As described above, the slack portions 18 of each group distributed to the left and right with the power cable core connection portion 16 interposed therebetween are smoothly curved so that the bending radius of each portion does not become less than the allowable bending radius, and the power cable core 2 Along the outer periphery, more precisely, it is arranged along the outer peripheral surface of the above-mentioned presser winding.
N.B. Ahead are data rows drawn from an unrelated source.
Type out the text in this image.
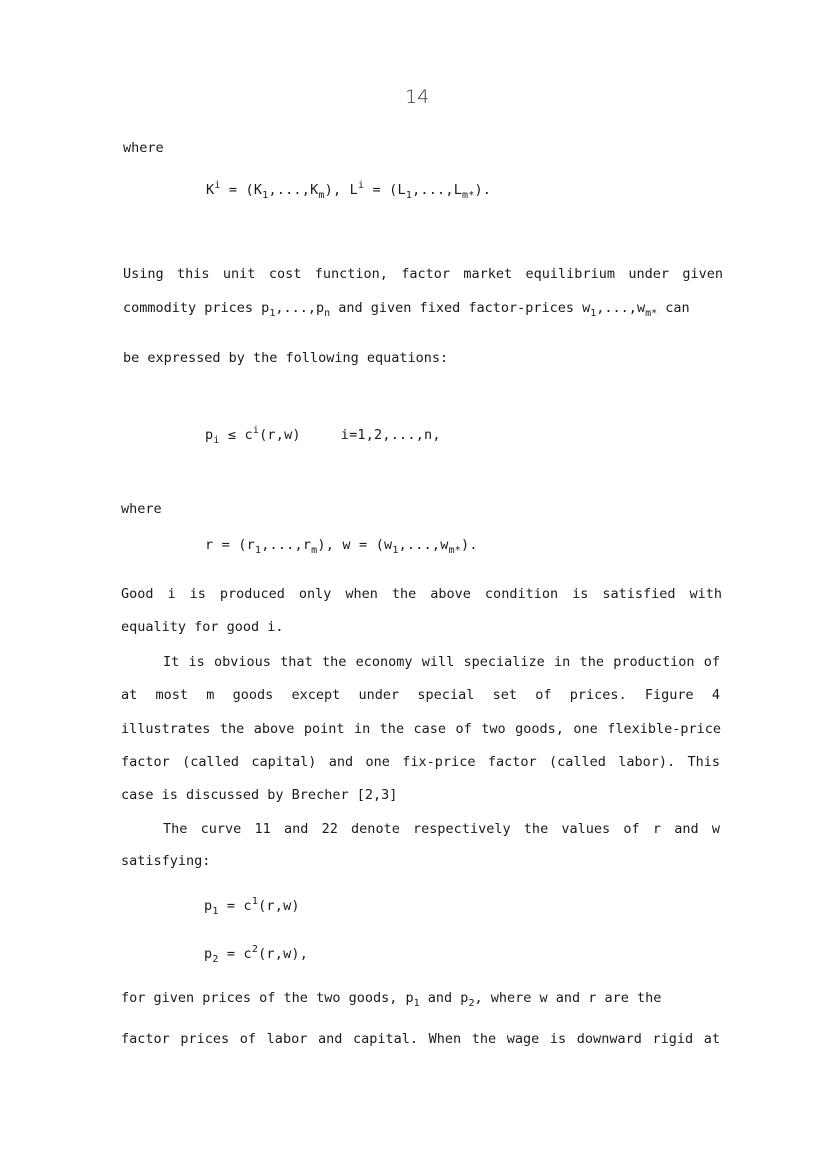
14
where
$K^i = (K_1,...,K_m)$, $L^i = (L_1,...,L_{m*})$.
Using this unit cost function, factor market equilibrium under given
commodity prices $p_1,...,p_n$ and given fixed factor-prices $w_1,...,w_{m*}$ can
be expressed by the following equations:
$p_i \le c^i(r,w)$	i=1,2,...,n,
where
$r = (r_1,...,r_m)$, $w = (w_1,...,w_{m*})$.
Good i is produced only when the above condition is satisfied with
equality for good i.
It is obvious that the economy will specialize in the production of
at most m goods except under special set of prices. Figure 4
illustrates the above point in the case of two goods, one flexible-price
factor (called capital) and one fix-price factor (called labor). This
case is discussed by Brecher [2,3]
The curve 11 and 22 denote respectively the values of r and w
satisfying:
$p_1 = c^1(r,w)$
$p_2 = c^2(r,w)$,
for given prices of the two goods, $p_1$ and $p_2$, where w and r are the
factor prices of labor and capital. When the wage is downward rigid at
In that case, since the optical fiber units 8 are aligned as much as possible, the intersection of the optical fiber units 8 is prevented.

As described above, the slack portion 18 is connected to the power cable connection portion 16.
After being arranged on the left and right sides of the power cable core 2 and arranged along the outer peripheral surface of the power cable core 2, a presser winding, an anticorrosion coating, and a protective layer are formed on the whole.
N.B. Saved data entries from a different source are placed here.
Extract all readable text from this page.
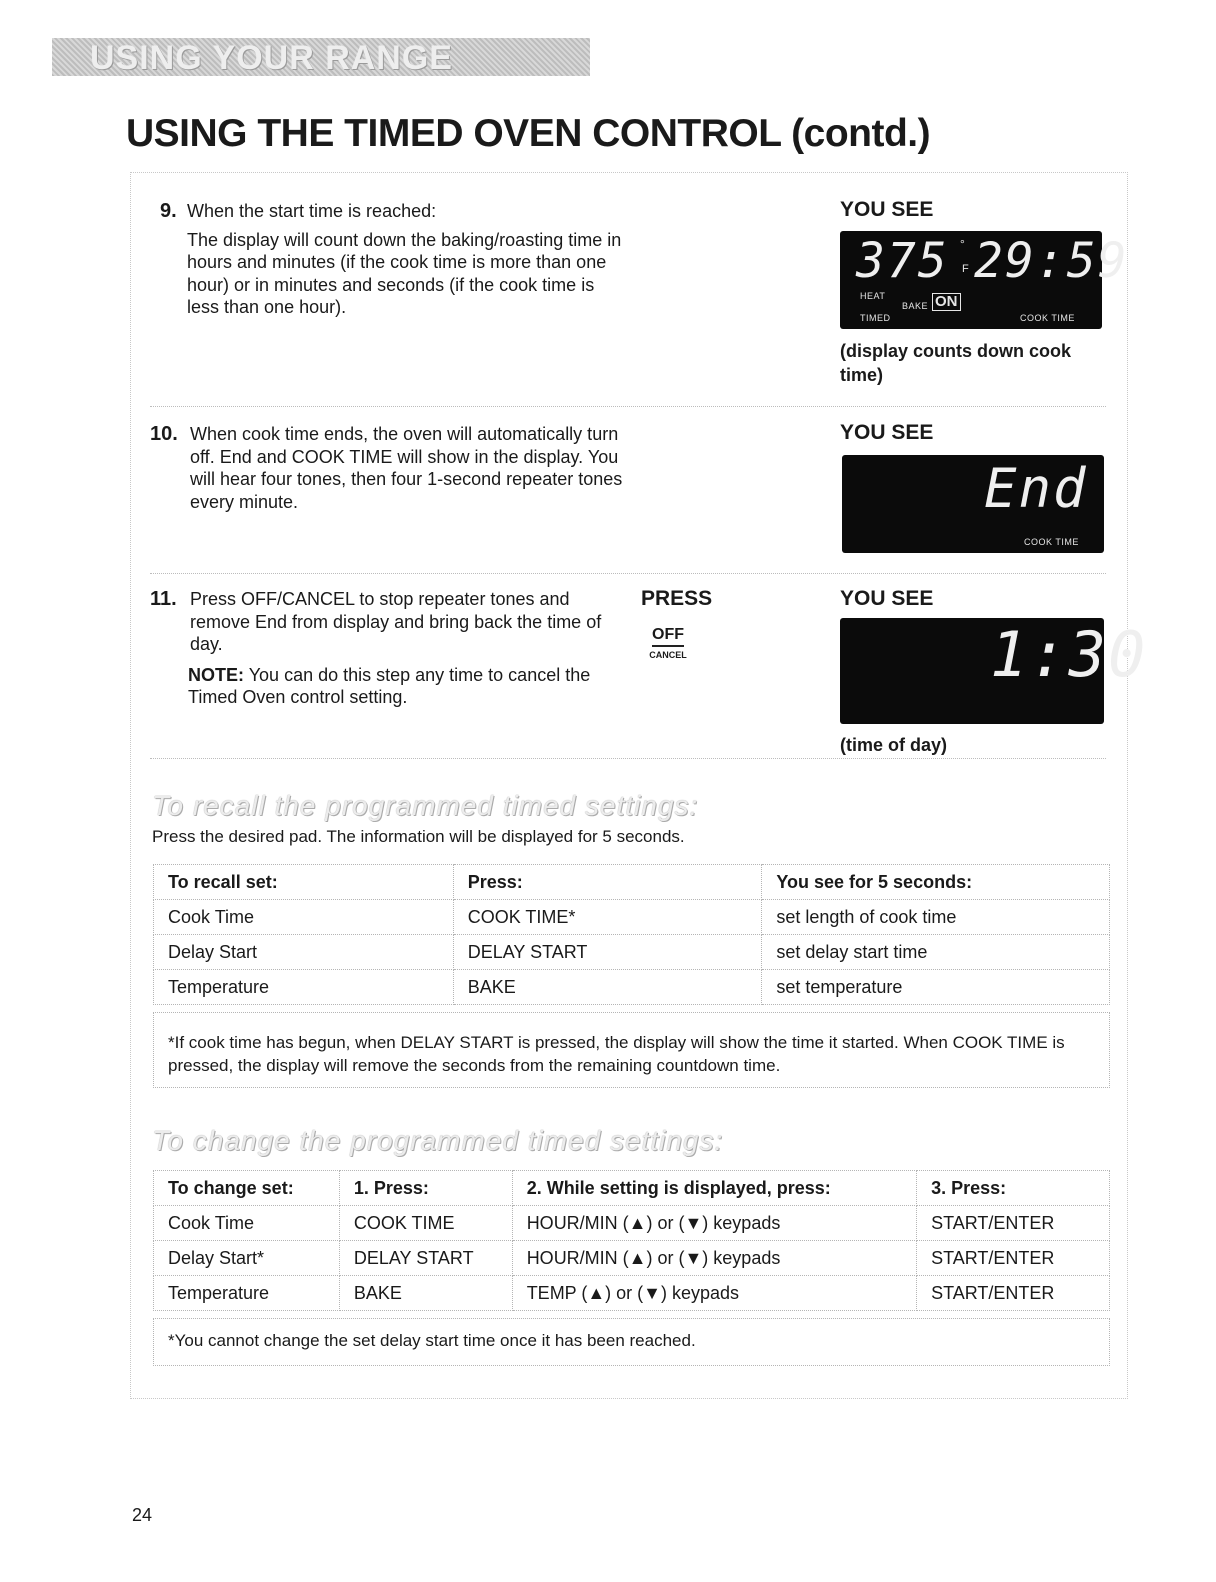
USING YOUR RANGE
USING THE TIMED OVEN CONTROL (contd.)
9. When the start time is reached:

The display will count down the baking/roasting time in hours and minutes (if the cook time is more than one hour) or in minutes and seconds (if the cook time is less than one hour).

YOU SEE
375 °
F 29:59
HEAT
BAKE ON
TIMED	COOK TIME
(display counts down cook time)
10. When cook time ends, the oven will automatically turn off. End and COOK TIME will show in the display. You will hear four tones, then four 1-second repeater tones every minute.

YOU SEE
End
COOK TIME
11. Press OFF/CANCEL to stop repeater tones and remove End from display and bring back the time of day.

NOTE: You can do this step any time to cancel the Timed Oven control setting.

PRESS
OFF
CANCEL
YOU SEE
1:30
(time of day)
To recall the programmed timed settings:
Press the desired pad. The information will be displayed for 5 seconds.
To recall set:	Press:	You see for 5 seconds:
Cook Time	COOK TIME*	set length of cook time
Delay Start	DELAY START	set delay start time
Temperature	BAKE	set temperature
*If cook time has begun, when DELAY START is pressed, the display will show the time it started. When COOK TIME is pressed, the display will remove the seconds from the remaining countdown time.
To change the programmed timed settings:
To change set:	1. Press:	2. While setting is displayed, press:	3. Press:
Cook Time	COOK TIME	HOUR/MIN (▲) or (▼) keypads	START/ENTER
Delay Start*	DELAY START	HOUR/MIN (▲) or (▼) keypads	START/ENTER
Temperature	BAKE	TEMP (▲) or (▼) keypads	START/ENTER
*You cannot change the set delay start time once it has been reached.
24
Effect of the Invention As described above, in the structure of the present invention, the excess connection length of the optical fiber unit is stored separately on both sides of the power cable core connection portion, so that the number of processing and storage per location is reduced, As a result, the intersections at the so-called slack portions between the optical fiber units are reduced, and multiple intersections intersecting the multilayer can be eliminated or reduced. Therefore, according to the present invention, it is possible to prevent damage to the optical fiber unit and increase in loss due to an external crushing force. Further, in the present invention, since the excess connection length of the optical fiber unit is stored in a portion other than the power cable core connection portion, the outer diameter of the power cable core connection portion is increased due to the large diameter of the power cable core connection portion. The increase can be prevented, and also in this respect, the adverse effect of the external force can be effectively avoided.
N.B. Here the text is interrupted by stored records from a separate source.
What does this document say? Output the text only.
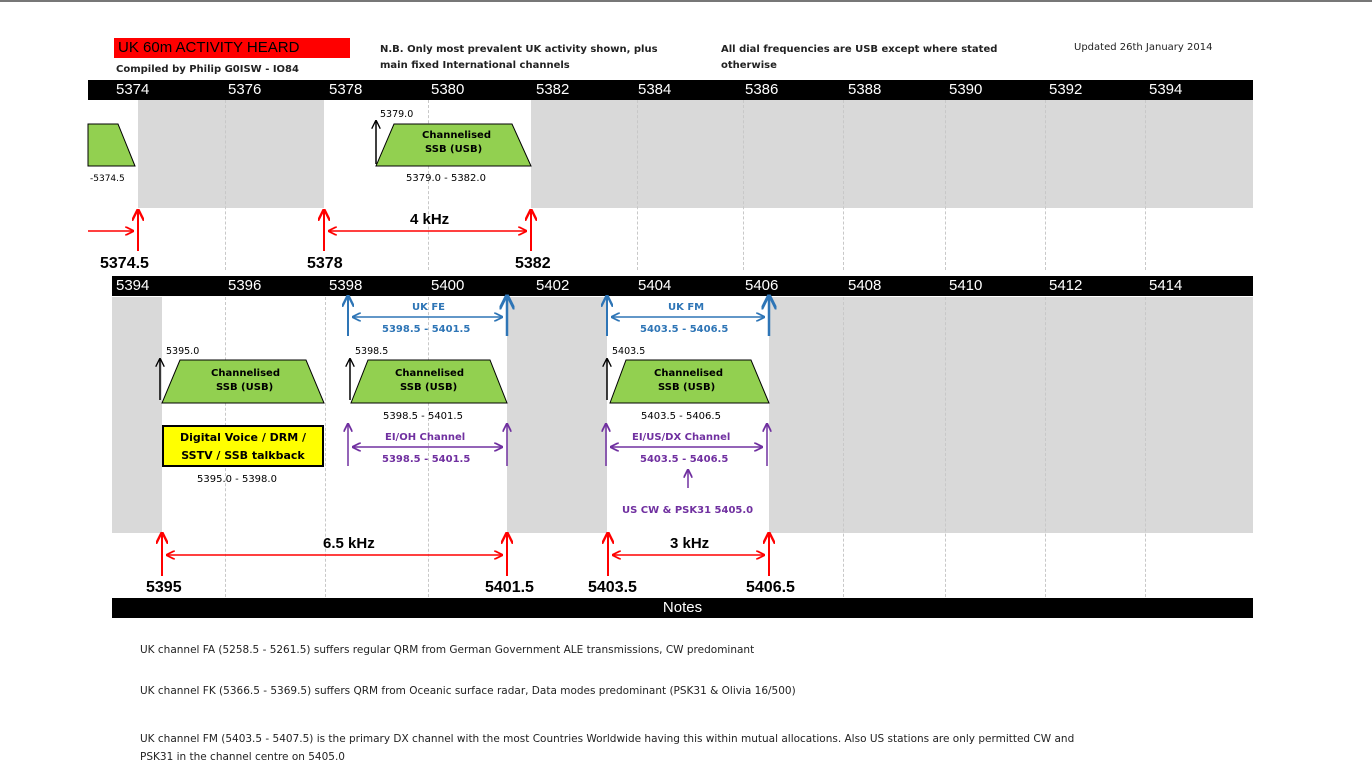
UK 60m ACTIVITY HEARD
Compiled by Philip G0ISW - IO84
N.B. Only most prevalent UK activity shown, plus
main fixed International channels
All dial frequencies are USB except where stated
otherwise
Updated 26th January 2014
5374	5376	5378	5380	5382	5384	5386	5388	5390	5392	5394
5394	5396	5398	5400	5402	5404	5406	5408	5410	5412	5414
-5374.5
5379.0
Channelised
SSB (USB)
5379.0 - 5382.0
4 kHz
5374.5	5378	5382
UK FE
5398.5 - 5401.5
UK FM
5403.5 - 5406.5
5395.0	5398.5	5403.5
Channelised
SSB (USB)
Channelised
SSB (USB)
Channelised
SSB (USB)
5398.5 - 5401.5	5403.5 - 5406.5
Digital Voice / DRM /
SSTV / SSB talkback
5395.0 - 5398.0
EI/OH Channel
5398.5 - 5401.5
EI/US/DX Channel
5403.5 - 5406.5
US CW & PSK31 5405.0
6.5 kHz	3 kHz
5395	5401.5	5403.5	5406.5
Notes
UK channel FA (5258.5 - 5261.5) suffers regular QRM from German Government ALE transmissions, CW predominant
UK channel FK (5366.5 - 5369.5) suffers QRM from Oceanic surface radar, Data modes predominant (PSK31 & Olivia 16/500)
UK channel FM (5403.5 - 5407.5) is the primary DX channel with the most Countries Worldwide having this within mutual allocations. Also US stations are only permitted CW and
PSK31 in the channel centre on 5405.0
[Brief description of the drawings]

FIG. 1 is a schematic view showing an embodiment of the present invention, FIG. 2 is a cross-sectional view for explaining the configuration of an optical fiber composite submarine cable, FIG. 3 is a cross-sectional view of the optical fiber unit, FIG. FIG. 5 is a schematic view showing a process of processing the extra connection length, and FIG.
The figure is a perspective view for explaining the arrangement of the polyethylene strings for the interposition and the wire increase. 1 ... optical fiber composite submarine cable, 2 ... power cable core, 8 ... optical fiber unit, 16 ... power cable core connection part, 17 ... extra connection length, 18 ... slack part.

Continuation of the front page (72) Inventor Kazuo Ohata 1-5-1, Kiba, Koto-ku, Tokyo Fujikura Electric Wire Co., Ltd. (58) Field surveyed (Int. Cl. ⁶ , DB name) H02G 15/00-15 / 196

Claims (1)

(57) [Claims] 1. A connection structure for an optical fiber composite submarine cable in which a plurality of optical fiber units are arranged on the outer periphery of a power cable core, wherein the optical fiber unit has a predetermined extra length on the outer peripheral side of the connection portion of the power cable core. While being connected, the optical fiber units are divided into two groups for each predetermined number, and one of the optical fiber units is slackened at a position off one side in the axial direction with respect to the connection portion of the power cable core. And the other group of optical fiber units is provided with slack at a position off the other side in the axial direction with respect to the connection portion of the power cable core, and the slack portion of each group of optical fiber units is smoothly curved. A connection structure for an optical fiber composite submarine cable, which is arranged along the outer periphery of a power cable core.